El doblegarse, o resignarse implica cobardía o por lo menos la aceptación de que lo exterior posee poderes superiores. Esto lo denomina el primer mandamiento “idolatría”. No tendrás falsos dioses ante mí. La Biblia dice que el hombre tiene dominio sobre todas las cosas, y esto hay que tomarlo en serio. No significa que nos debemos de poner en rebeldía abierta, o sea, físicamente; por ejemplo, contra una ordenanza oficial que no nos guste, o alguna costumbre social establecida, o contra algún deber moral o familiar porque sí, porque nos dé la gana de no seguir cumpliendo. Significa que tenemos poderes mentales para transformar lo exterior, y desarrollando nuestra naturaleza espiritual, no podremos jamás actuar en forma arbitraria hacia los demás. Nuestras acciones serían, entonces, siempre en bien de todos, y de nosotros mismos por consiguiente.
Por ser humanos y ya no animales o vegetales, poseemos intuición, raciocinio y sentido común, o sea, la sabiduría divina; y usando estas facultades, sabremos qué es lo que nos incomoda con respecto a la condición del momento. El segundo paso es “conocer la verdad”, o sea, meditar sobre la realidad espiritual que está oculta detrás de la apariencia material, y ya con eso basta para ver transformarse la apariencia, no importa cuál sea, ya que si ésta no depende de nosotros, y parece justa y absurda, o inconveniente, la ley espiritual con sus canales infinitos nos sorprende con una solución que jamás se nos hubiera ocurrido.

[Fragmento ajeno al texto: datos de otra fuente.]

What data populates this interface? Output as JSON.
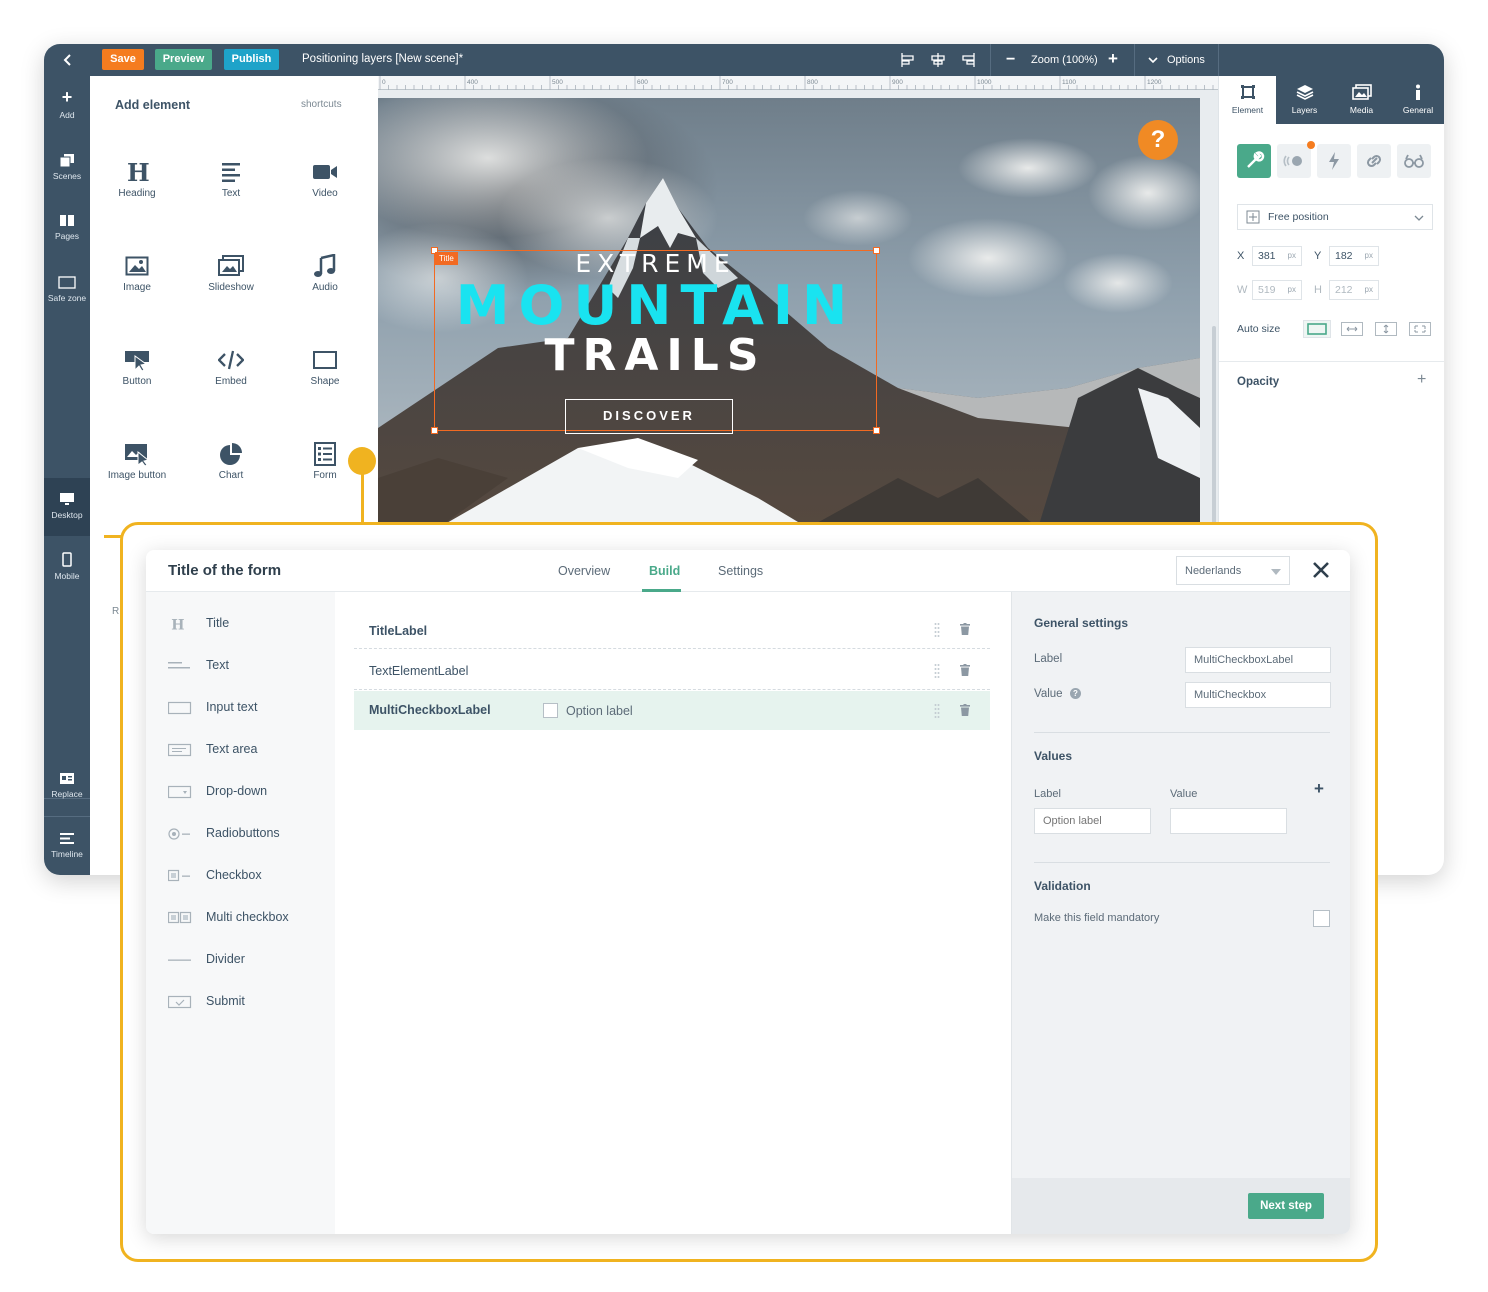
{
  "topbar": {
    "back_icon": "chevron-left-icon",
    "save": "Save",
    "preview": "Preview",
    "publish": "Publish",
    "title": "Positioning layers [New scene]*",
    "zoom": "Zoom (100%)",
    "options": "Options",
    "colors": {
      "bar": "#3d5366",
      "save": "#f57c1f",
      "preview": "#4aa98a",
      "publish": "#1ea3c9"
    }
  },
  "left_rail": {
    "add": "Add",
    "scenes": "Scenes",
    "pages": "Pages",
    "safe_zone": "Safe zone",
    "desktop": "Desktop",
    "mobile": "Mobile",
    "replace": "Replace",
    "timeline": "Timeline"
  },
  "add_panel": {
    "title": "Add element",
    "shortcuts": "shortcuts",
    "items": [
      {
        "label": "Heading",
        "icon": "heading-icon"
      },
      {
        "label": "Text",
        "icon": "text-icon"
      },
      {
        "label": "Video",
        "icon": "video-icon"
      },
      {
        "label": "Image",
        "icon": "image-icon"
      },
      {
        "label": "Slideshow",
        "icon": "slideshow-icon"
      },
      {
        "label": "Audio",
        "icon": "audio-icon"
      },
      {
        "label": "Button",
        "icon": "button-icon"
      },
      {
        "label": "Embed",
        "icon": "embed-icon"
      },
      {
        "label": "Shape",
        "icon": "shape-icon"
      },
      {
        "label": "Image button",
        "icon": "image-button-icon"
      },
      {
        "label": "Chart",
        "icon": "chart-icon"
      },
      {
        "label": "Form",
        "icon": "form-icon"
      }
    ],
    "cut_text": "R"
  },
  "canvas": {
    "ruler_ticks": [
      "0",
      "400",
      "500",
      "600",
      "700",
      "800",
      "900",
      "1000",
      "1100",
      "1200"
    ],
    "selection_tag": "Title",
    "headline_1": "EXTREME",
    "headline_2": "MOUNTAIN",
    "headline_3": "TRAILS",
    "cta": "DISCOVER",
    "help": "?"
  },
  "right_panel": {
    "tabs": [
      "Element",
      "Layers",
      "Media",
      "General"
    ],
    "position_mode": "Free position",
    "x_label": "X",
    "x_value": "381",
    "y_label": "Y",
    "y_value": "182",
    "w_label": "W",
    "w_value": "519",
    "h_label": "H",
    "h_value": "212",
    "unit": "px",
    "auto_size": "Auto size",
    "opacity": "Opacity",
    "opacity_add": "+",
    "accent": "#4aa98a"
  },
  "dialog": {
    "title": "Title of the form",
    "tabs": [
      "Overview",
      "Build",
      "Settings"
    ],
    "active_tab": "Build",
    "language": "Nederlands",
    "close_icon": "close-icon",
    "palette": [
      {
        "label": "Title",
        "icon": "heading-icon"
      },
      {
        "label": "Text",
        "icon": "text-lines-icon"
      },
      {
        "label": "Input text",
        "icon": "input-icon"
      },
      {
        "label": "Text area",
        "icon": "textarea-icon"
      },
      {
        "label": "Drop-down",
        "icon": "dropdown-icon"
      },
      {
        "label": "Radiobuttons",
        "icon": "radio-icon"
      },
      {
        "label": "Checkbox",
        "icon": "checkbox-icon"
      },
      {
        "label": "Multi checkbox",
        "icon": "multi-checkbox-icon"
      },
      {
        "label": "Divider",
        "icon": "divider-icon"
      },
      {
        "label": "Submit",
        "icon": "submit-icon"
      }
    ],
    "fields": [
      {
        "label": "TitleLabel",
        "option": ""
      },
      {
        "label": "TextElementLabel",
        "option": ""
      },
      {
        "label": "MultiCheckboxLabel",
        "option": "Option label"
      }
    ],
    "settings": {
      "general_heading": "General settings",
      "label": "Label",
      "label_value": "MultiCheckboxLabel",
      "value": "Value",
      "value_value": "MultiCheckbox",
      "values_heading": "Values",
      "col_label": "Label",
      "col_value": "Value",
      "add": "+",
      "option_placeholder": "Option label",
      "validation_heading": "Validation",
      "mandatory": "Make this field mandatory",
      "next": "Next step"
    },
    "frame_color": "#f0b320"
  }
}
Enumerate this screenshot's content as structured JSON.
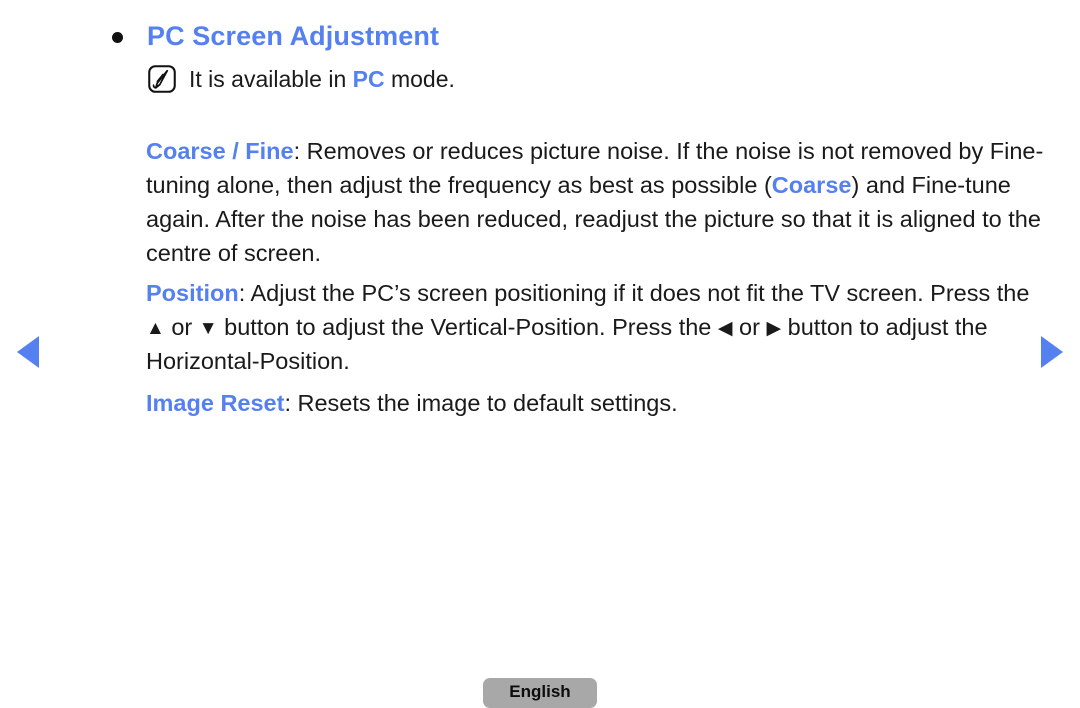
{
  "page": {
    "background_color": "#ffffff",
    "accent_color": "#5580f0",
    "text_color": "#1a1a1a"
  },
  "nav": {
    "prev_label": "◀",
    "next_label": "▶"
  },
  "heading": {
    "bullet": "•",
    "text": "PC Screen Adjustment"
  },
  "note": {
    "icon": "note-pen-icon",
    "text_before": "It is available in ",
    "keyword": "PC",
    "text_after": " mode."
  },
  "paragraphs": {
    "coarse_fine": {
      "keyword": "Coarse / Fine",
      "seg1": ": Removes or reduces picture noise. If the noise is not removed by Fine-tuning alone, then adjust the frequency as best as possible (",
      "inline_keyword": "Coarse",
      "seg2": ") and Fine-tune again. After the noise has been reduced, readjust the picture so that it is aligned to the centre of screen."
    },
    "position": {
      "keyword": "Position",
      "seg1": ": Adjust the PC’s screen positioning if it does not fit the TV screen. Press the ",
      "arrow_up": "▲",
      "seg2": " or ",
      "arrow_down": "▼",
      "seg3": " button to adjust the Vertical-Position. Press the ",
      "arrow_left": "◀",
      "seg4": " or ",
      "arrow_right": "▶",
      "seg5": " button to adjust the Horizontal-Position."
    },
    "image_reset": {
      "keyword": "Image Reset",
      "seg1": ": Resets the image to default settings."
    }
  },
  "footer": {
    "language": "English"
  }
}
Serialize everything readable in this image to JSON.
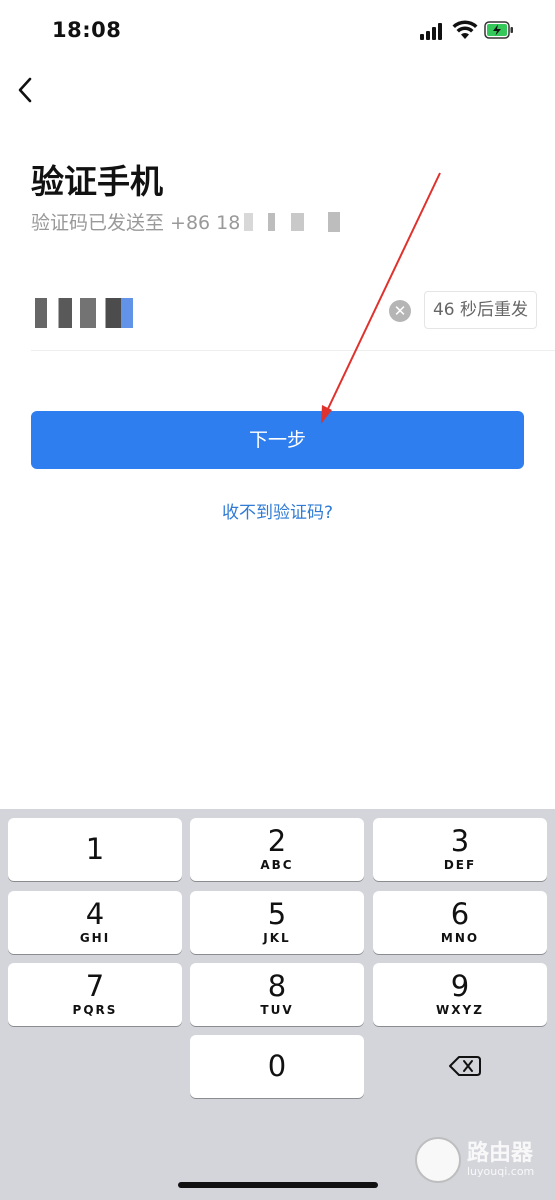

La forma de desarrollar la naturaleza espiritual es practicando la oración científica. Logrando, aunque no sea sino una demostración, primero para convencernos de esta verdad, luego para enseñarnos la técnica. Cada vez que obtengas una demostración, sea para ti mismo o para otro, ganas aumento de comprensión espiritual, y aprendes más metafísica que en muchas horas de lectura o de escuchar conferencias.
No pierdas tiempo tratando de contestar preguntas teóricas o doctrinales. Cualquier conclusión sobre éstas  no será sino otro concepto intelectual más, y ya sabes que el intelecto lo materializa todo.
Cura a alguien, o arregla una situación; haz un tratamiento afirmativo de comprensión divina y a los pocos días te encontrarás comprendiendo perfectamente el asunto teórico o doctrinal que te confundía, en lugar de haber sacado un formalismo intelectual más.
No esperes comprender todo lo de Dios con sólo unas cuantas semanas de estudio. Es inútil que un estudiante de álgebra, por ejemplo, comprenda el teorema del binomio, si no puede comprender una simple ecuación.
Aprende lo siguiente: siempre tenemos suficiente comprensión y suficiente poder para dominar lo que sea que entre en nuestras vidas. La vida cuida a sus crías. Ella no manda nada que esté por encima de nuestras fuerzas, o más allá de nuestros poderes. Siempre, siempre hay que usar la verdad que conocemos.
Con estas recomendaciones metafísicas para la vida diaria y mis recomendaciones materiales, podrás sin duda construir tu hogar ideal espiritual y físico.